La progression sur les 120 premiers centimètres s'était pourtant déroulée sous les meilleurs auspices ; Rosebud avait senti la forme glisser en elle avec aisance. Mais une fois le cap fatidique franchi, et durant les quelques centimètres qui suivirent, elle avait brusquement senti une vive douleur, comme une lame la déchirant en deux. Il y avait eu un sinistre craquement et son trou de balle avait cédé d'un coup. Les Suiveurs qui avaient assisté à l'accident en direct sur les réseaux (et auraient pu être considérés comme des témoins), s'étaient empressés de déguerpir, leurs bites encore à demi-molles dans la main, tandis que certains, impuissants, l'avaient regardé se vider de son sang jusqu'à la dernière goutte. Les flics, qui ne débarquaient dans la Ville Basse que pour ce genre de cas extrême - un décès - n'avaient trouvé le corps que cinq jours après, quand certains voisins avaient remarqué une concentration anormale de chats autour de la maisonnette. Lilly détestait les animaux et il était de notoriété publique - bien que personne n'en eut jamais récolté la preuve - qu'elle avait empoisonné plusieurs d'entre eux à la mort au rat.
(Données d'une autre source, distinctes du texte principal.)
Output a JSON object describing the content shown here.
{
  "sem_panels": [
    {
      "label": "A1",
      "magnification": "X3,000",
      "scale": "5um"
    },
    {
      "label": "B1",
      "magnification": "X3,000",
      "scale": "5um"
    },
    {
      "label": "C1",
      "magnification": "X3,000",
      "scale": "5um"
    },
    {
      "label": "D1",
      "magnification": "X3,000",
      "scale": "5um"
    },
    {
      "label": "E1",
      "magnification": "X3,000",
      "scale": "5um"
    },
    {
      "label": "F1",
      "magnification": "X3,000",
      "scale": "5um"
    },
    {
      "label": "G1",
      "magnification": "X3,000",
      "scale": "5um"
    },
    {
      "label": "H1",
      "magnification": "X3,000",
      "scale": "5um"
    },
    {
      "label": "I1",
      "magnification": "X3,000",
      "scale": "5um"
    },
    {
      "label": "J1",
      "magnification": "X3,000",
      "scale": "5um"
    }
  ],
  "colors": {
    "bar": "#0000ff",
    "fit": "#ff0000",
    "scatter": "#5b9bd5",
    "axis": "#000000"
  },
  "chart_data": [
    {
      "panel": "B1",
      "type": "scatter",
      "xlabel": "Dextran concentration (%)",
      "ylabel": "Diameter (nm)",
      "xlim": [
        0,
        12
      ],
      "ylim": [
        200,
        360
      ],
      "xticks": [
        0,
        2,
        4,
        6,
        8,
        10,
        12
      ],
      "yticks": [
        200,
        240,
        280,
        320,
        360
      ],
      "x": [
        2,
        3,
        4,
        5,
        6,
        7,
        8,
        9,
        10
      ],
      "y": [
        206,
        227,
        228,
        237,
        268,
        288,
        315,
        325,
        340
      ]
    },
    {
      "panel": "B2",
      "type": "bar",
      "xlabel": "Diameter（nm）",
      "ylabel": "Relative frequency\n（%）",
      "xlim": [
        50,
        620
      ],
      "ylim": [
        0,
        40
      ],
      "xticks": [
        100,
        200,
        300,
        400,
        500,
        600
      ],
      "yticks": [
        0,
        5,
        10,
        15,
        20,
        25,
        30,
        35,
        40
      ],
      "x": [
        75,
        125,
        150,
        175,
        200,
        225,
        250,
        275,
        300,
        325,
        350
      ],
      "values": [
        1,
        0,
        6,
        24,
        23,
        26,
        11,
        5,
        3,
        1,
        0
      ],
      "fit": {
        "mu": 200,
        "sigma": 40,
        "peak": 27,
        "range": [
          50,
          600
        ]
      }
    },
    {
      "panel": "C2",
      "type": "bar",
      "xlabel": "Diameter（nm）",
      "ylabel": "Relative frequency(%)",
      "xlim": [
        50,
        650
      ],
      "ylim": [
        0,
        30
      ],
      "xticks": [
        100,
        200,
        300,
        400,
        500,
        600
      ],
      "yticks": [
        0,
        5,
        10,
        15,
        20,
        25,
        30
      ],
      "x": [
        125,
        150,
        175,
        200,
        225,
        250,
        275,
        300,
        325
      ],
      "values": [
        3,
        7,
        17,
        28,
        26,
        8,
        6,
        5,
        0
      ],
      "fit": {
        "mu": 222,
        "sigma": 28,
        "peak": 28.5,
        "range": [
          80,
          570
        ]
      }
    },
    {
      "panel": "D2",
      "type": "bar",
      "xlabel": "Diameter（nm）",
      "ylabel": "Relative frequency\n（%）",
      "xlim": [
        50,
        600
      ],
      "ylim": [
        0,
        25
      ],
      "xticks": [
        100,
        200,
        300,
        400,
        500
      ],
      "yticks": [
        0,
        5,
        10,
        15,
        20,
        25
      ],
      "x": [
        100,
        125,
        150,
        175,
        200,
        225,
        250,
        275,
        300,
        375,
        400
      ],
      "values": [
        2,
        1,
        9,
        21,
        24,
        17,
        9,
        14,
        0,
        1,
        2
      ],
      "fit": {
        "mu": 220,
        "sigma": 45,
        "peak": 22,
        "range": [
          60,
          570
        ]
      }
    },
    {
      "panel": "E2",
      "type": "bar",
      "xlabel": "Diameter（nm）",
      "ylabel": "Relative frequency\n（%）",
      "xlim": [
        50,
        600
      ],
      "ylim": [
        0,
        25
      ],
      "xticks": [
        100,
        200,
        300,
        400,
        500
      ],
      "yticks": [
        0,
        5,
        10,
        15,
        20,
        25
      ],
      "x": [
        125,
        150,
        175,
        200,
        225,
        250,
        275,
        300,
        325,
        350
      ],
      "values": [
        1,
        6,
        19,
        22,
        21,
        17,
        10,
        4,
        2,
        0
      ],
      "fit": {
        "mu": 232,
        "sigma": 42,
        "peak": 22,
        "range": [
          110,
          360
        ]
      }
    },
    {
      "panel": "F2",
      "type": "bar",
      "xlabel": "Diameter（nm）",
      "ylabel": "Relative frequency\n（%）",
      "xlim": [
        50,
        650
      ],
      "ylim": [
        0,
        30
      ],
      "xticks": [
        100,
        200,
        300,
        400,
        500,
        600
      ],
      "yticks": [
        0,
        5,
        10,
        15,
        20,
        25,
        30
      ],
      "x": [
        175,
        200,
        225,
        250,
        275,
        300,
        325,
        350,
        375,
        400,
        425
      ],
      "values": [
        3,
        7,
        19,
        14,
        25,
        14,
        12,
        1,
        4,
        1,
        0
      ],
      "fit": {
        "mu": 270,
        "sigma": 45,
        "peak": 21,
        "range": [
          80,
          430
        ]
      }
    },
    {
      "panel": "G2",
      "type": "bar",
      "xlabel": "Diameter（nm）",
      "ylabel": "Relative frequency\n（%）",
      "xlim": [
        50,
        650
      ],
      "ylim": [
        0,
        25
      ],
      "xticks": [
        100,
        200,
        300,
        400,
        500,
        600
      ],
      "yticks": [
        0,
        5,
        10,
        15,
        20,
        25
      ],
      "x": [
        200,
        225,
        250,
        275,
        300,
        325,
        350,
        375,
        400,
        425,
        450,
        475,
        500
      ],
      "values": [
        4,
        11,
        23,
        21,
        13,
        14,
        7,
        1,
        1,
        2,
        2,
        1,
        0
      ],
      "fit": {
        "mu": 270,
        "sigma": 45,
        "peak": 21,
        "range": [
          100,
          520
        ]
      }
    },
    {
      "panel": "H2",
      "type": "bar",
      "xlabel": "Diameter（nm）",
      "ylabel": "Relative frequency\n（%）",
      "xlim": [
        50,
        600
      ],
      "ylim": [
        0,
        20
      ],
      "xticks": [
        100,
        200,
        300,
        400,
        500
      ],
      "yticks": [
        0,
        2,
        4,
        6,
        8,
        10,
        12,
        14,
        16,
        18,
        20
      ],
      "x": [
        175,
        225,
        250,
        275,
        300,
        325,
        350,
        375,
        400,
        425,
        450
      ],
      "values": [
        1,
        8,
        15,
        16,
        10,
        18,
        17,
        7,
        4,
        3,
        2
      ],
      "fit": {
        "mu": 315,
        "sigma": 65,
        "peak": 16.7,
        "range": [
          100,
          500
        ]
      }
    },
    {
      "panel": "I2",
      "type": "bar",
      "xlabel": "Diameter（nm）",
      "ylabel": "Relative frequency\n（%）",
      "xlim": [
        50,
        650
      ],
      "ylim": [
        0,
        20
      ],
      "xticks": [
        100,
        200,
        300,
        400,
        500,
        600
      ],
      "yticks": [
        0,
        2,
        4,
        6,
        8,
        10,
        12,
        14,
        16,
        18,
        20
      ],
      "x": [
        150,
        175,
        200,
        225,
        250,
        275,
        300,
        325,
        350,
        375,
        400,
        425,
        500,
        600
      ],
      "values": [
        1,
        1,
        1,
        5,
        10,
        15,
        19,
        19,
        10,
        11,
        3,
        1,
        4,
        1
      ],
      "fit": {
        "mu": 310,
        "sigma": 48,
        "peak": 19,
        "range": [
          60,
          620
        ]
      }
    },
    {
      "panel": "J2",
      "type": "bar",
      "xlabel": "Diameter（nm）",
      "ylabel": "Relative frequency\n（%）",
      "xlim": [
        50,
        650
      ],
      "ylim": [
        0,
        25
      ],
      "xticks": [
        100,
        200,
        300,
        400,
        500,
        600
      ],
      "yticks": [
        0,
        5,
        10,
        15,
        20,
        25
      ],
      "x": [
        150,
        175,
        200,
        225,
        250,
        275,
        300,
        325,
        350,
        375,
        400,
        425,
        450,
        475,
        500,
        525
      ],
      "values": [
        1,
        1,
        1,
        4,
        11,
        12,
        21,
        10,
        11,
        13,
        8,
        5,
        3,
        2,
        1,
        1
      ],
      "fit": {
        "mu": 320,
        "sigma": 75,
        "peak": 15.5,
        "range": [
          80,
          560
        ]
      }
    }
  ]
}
Le corps avait été déjà presque entièrement rongé par ces charognes de matous quand les agents entrèrent. Une sorte de vengeance poétique... Le coroner avait pondu un rapport de cinq pages bardés de termes techniques et savants pour désigner en somme une chose bien triviale : une rupture de l'élastique anal.

Quand les flics l'avaient découverte, le corps de la jeune femme était recroquevillé sur un bout de gaine électrique ; ils en avaient extrait une cinquantaine de centimètres d'elle, en plus des soixante-quatorze autres que son anus avait déjà expulsé à cause du relâchement post-mortem. L'attention des enquêteurs s'était ensuite portée sur la boursouflure écarlatequi semblait avoir poussé de son rectum, sorte de bouton de rose planté là comme un œil béat soutenant leurs regards, et l'enquête n'était guère allée plus loin.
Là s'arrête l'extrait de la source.